Simply described, RoL judges interpret the constitution, laws, and contracts by the plain meaning of the words used by their authors. Empathy judges, in contrast, interpret the same words in order to reach a desired result.
Here's a perfect example -- Elizabeth Weaver's parting gift to Michigan jurisprudence. The case is Shay v Aldrich, decided August 23, 2010. In short, the plaintiff sued five defendants, alleging that they had assaulted him. Partway through the case, the plaintiff settled with two of the defendants and signed two separate releases, each releasing a defendant "together with all other persons, firms and corporations, from any and all claims, demands and actions which I have now or may have arising out of any and all damages, expenses, and any loss or damage resulting from an incident occurring on September 8, 2004."
After the plaintiff signed these releases, the other defendants moved to dismiss the remaining claims, arguing that the plaintiff had waived them. The trial court denied the motion, but the Court of Appeals reversed. finding the releases unambiguous. The Michigan Supreme Court then granted leave to appeal and reinstated the claims against the remaining defendants, finding in a 4-3 opinion by Weaver that the plaintiff did not intend -- despite the clear language of the releases -- to waive any claims against the remaining defendants. The Weaver opinion equated "broad" with "vague" and permits the parties to use extrinsic evidence to introduce ambiguities into a contract, thus necessitating "interpretation" where there previously was none.
The impact of this opinion will not be limited to releases. Why should it be? Why are releases to be treated differently from every other kind of contract? Under the new Weaver rule, a contract means what it was intended to mean, regardless of what it actually says. Under the rule of law, contracts mean what they say, without an interpretive middleman in a black robe.
This Weaverizing of contracts is symptomatic of the elitist arrogance of the ruling class -- they know better than you do what you need and what you really mean. It is this arrogance that leads to Congress passing 3,000 page bills it hasn't read, doesn't understand, and has no intention of reading or understanding. Government power is thereby transferred to the bureaucracy, and the people are left with no option but litigation, hence the constitutional challenge to Obamacare. If we don't have the courts, we are lost.
In the July-August 2010 issue of the American Spectator, Angelo Codevilla published a brilliant article, America's Ruling Class -- And the Perils of Revolution. Please read it here. He describes the ruling class as considering itself "saviors of the planet" and "improvers of humanity." It is a penetrating, brilliant article, which he has expanded to book form.

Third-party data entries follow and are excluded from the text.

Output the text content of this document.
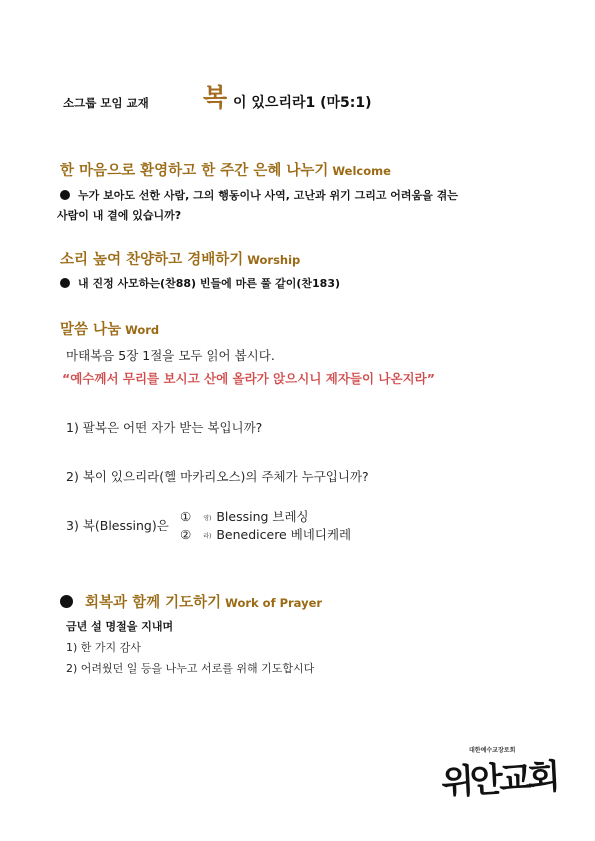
소그룹 모임 교재 복 이 있으리라1 (마5:1)
한 마음으로 환영하고 한 주간 은혜 나누기 Welcome
누가 보아도 선한 사람, 그의 행동이나 사역, 고난과 위기 그리고 어려움을 겪는
사람이 내 곁에 있습니까?
소리 높여 찬양하고 경배하기 Worship
내 진정 사모하는(찬88) 빈들에 마른 풀 같이(찬183)
말씀 나눔 Word
마태복음 5장 1절을 모두 읽어 봅시다.
“예수께서 무리를 보시고 산에 올라가 앉으시니 제자들이 나온지라”
1) 팔복은 어떤 자가 받는 복입니까?
2) 복이 있으리라(헬 마카리오스)의 주체가 누구입니까?
3) 복(Blessing)은
① 영) Blessing 브레싱
② 라) Benedicere 베네디케레
회복과 함께 기도하기 Work of Prayer
금년 설 명절을 지내며
1) 한 가지 감사
2) 어려웠던 일 등을 나누고 서로를 위해 기도합시다
대한예수교장로회
위안교회
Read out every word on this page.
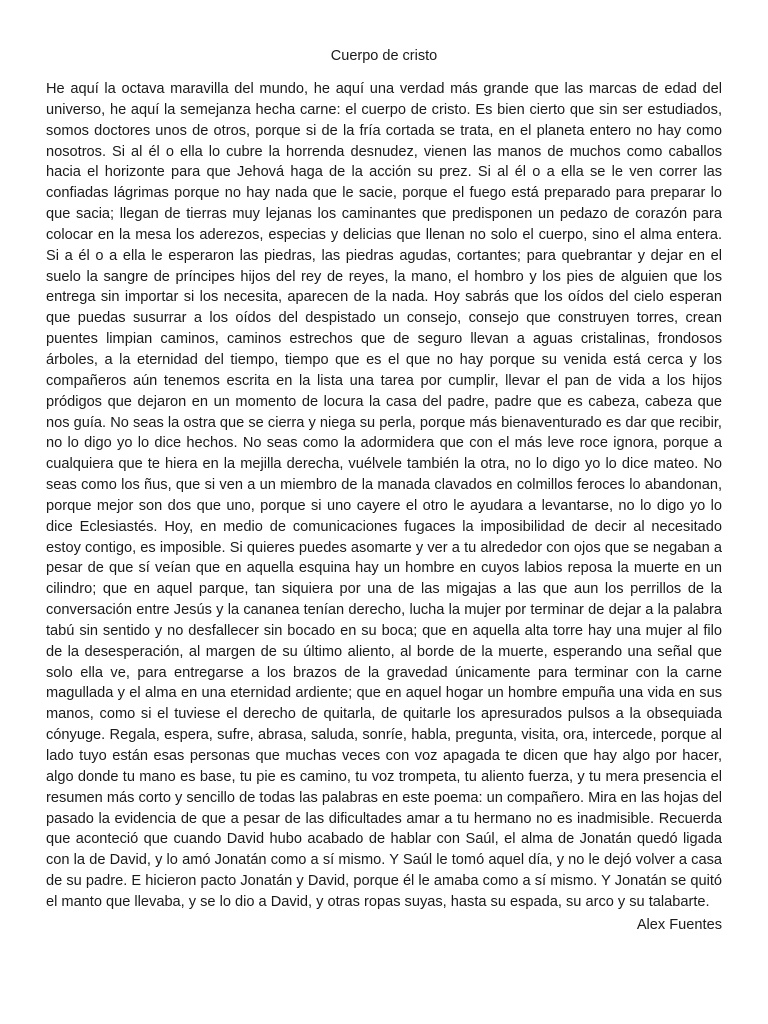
Cuerpo de cristo

He aquí la octava maravilla del mundo, he aquí una verdad más grande que las marcas de edad del universo, he aquí la semejanza hecha carne: el cuerpo de cristo. Es bien cierto que sin ser estudiados, somos doctores unos de otros, porque si de la fría cortada se trata, en el planeta entero no hay como nosotros. Si al él o ella lo cubre la horrenda desnudez, vienen las manos de muchos como caballos hacia el horizonte para que Jehová haga de la acción su prez. Si al él o a ella se le ven correr las confiadas lágrimas porque no hay nada que le sacie, porque el fuego está preparado para preparar lo que sacia; llegan de tierras muy lejanas los caminantes que predisponen un pedazo de corazón para colocar en la mesa los aderezos, especias y delicias que llenan no solo el cuerpo, sino el alma entera. Si a él o a ella le esperaron las piedras, las piedras agudas, cortantes; para quebrantar y dejar en el suelo la sangre de príncipes hijos del rey de reyes, la mano, el hombro y los pies de alguien que los entrega sin importar si los necesita, aparecen de la nada. Hoy sabrás que los oídos del cielo esperan que puedas susurrar a los oídos del despistado un consejo, consejo que construyen torres, crean puentes limpian caminos, caminos estrechos que de seguro llevan a aguas cristalinas, frondosos árboles, a la eternidad del tiempo, tiempo que es el que no hay porque su venida está cerca y los compañeros aún tenemos escrita en la lista una tarea por cumplir, llevar el pan de vida a los hijos pródigos que dejaron en un momento de locura la casa del padre, padre que es cabeza, cabeza que nos guía. No seas la ostra que se cierra y niega su perla, porque más bienaventurado es dar que recibir, no lo digo yo lo dice hechos. No seas como la adormidera que con el más leve roce ignora, porque a cualquiera que te hiera en la mejilla derecha, vuélvele también la otra, no lo digo yo lo dice mateo. No seas como los ñus, que si ven a un miembro de la manada clavados en colmillos feroces lo abandonan, porque mejor son dos que uno, porque si uno cayere el otro le ayudara a levantarse, no lo digo yo lo dice Eclesiastés. Hoy, en medio de comunicaciones fugaces la imposibilidad de decir al necesitado estoy contigo, es imposible. Si quieres puedes asomarte y ver a tu alrededor con ojos que se negaban a pesar de que sí veían que en aquella esquina hay un hombre en cuyos labios reposa la muerte en un cilindro; que en aquel parque, tan siquiera por una de las migajas a las que aun los perrillos de la conversación entre Jesús y la cananea tenían derecho, lucha la mujer por terminar de dejar a la palabra tabú sin sentido y no desfallecer sin bocado en su boca; que en aquella alta torre hay una mujer al filo de la desesperación, al margen de su último aliento, al borde de la muerte, esperando una señal que solo ella ve, para entregarse a los brazos de la gravedad únicamente para terminar con la carne magullada y el alma en una eternidad ardiente; que en aquel hogar un hombre empuña una vida en sus manos, como si el tuviese el derecho de quitarla, de quitarle los apresurados pulsos a la obsequiada cónyuge. Regala, espera, sufre, abrasa, saluda, sonríe, habla, pregunta, visita, ora, intercede, porque al lado tuyo están esas personas que muchas veces con voz apagada te dicen que hay algo por hacer, algo donde tu mano es base, tu pie es camino, tu voz trompeta, tu aliento fuerza, y tu mera presencia el resumen más corto y sencillo de todas las palabras en este poema: un compañero. Mira en las hojas del pasado la evidencia de que a pesar de las dificultades amar a tu hermano no es inadmisible. Recuerda que aconteció que cuando David hubo acabado de hablar con Saúl, el alma de Jonatán quedó ligada con la de David, y lo amó Jonatán como a sí mismo. Y Saúl le tomó aquel día, y no le dejó volver a casa de su padre. E hicieron pacto Jonatán y David, porque él le amaba como a sí mismo. Y Jonatán se quitó el manto que llevaba, y se lo dio a David, y otras ropas suyas, hasta su espada, su arco y su talabarte.

Alex Fuentes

A portion of Codevilla's article describes the interaction between the ruling class and the courts:
So, the battle for the Michigan Supreme Court is not merely a contest for control of the Supreme Court. It is a fight to regain some measure of the rule of law, to maintain a bulwark against the whims of the ruling class and government bureaucracies, and, perhaps most importantly, to assert our independence as free citizens.
Disregard for the text of laws -- for the dictionary meaning of words and the intentions of those who wrote them -- in favor of the decider's discretion has permeated our ruling class from the Supreme Court to the lowest local agency. Ever since Oliver Wendell Holmes argued in 1920 (Missouri v. Holland) that presidents, Congresses, and judges could not be bound by the U.S. Constitution regarding matters that the people who wrote and ratified it could not have foreseen, it has become conventional wisdom among our ruling class that they may transcend the Constitution while pretending allegiance to it. They began by stretching such constitutional terms as "interstate commerce" and "due process," then transmuting others, e.g., "search and seizure," into "privacy." Thus in 1973 the Supreme Court endowed its invention of "privacy" with a "penumbra" that it deemed "broad enough to encompass a woman's decision whether or not to terminate her pregnancy." The court gave no other constitutional reasoning, period. Perfunctory to the point of mockery, this constitutional talk was to reassure the American people that the ruling class was acting within the Constitution's limitations. By the 1990s federal courts were invalidating amendments to state constitutions passed by referenda to secure the "positive rights" they invent, because these expressions of popular will were inconsistent with the constitution they themselves were construing.
By 2010 some in the ruling class felt confident enough to dispense with the charade. Asked what in the Constitution allows Congress and the president to force every American to purchase health insurance, House Speaker Nancy Pelosi replied: "Are you serious? Are you serious?" No surprise then that lower court judges and bureaucrats take liberties with laws, regulations, and contracts. That is why legal words that say you are in the right avail you less in today's America than being on the right side of the persons who decide what they want those words to mean.
As the discretionary powers of officeholders and of their informal entourages have grown, the importance of policy and of law itself is declining, citizenship is becoming vestigial, and the American people become ever more dependent.
If we don't have the authority to govern our own affairs through written agreements, what is left for us?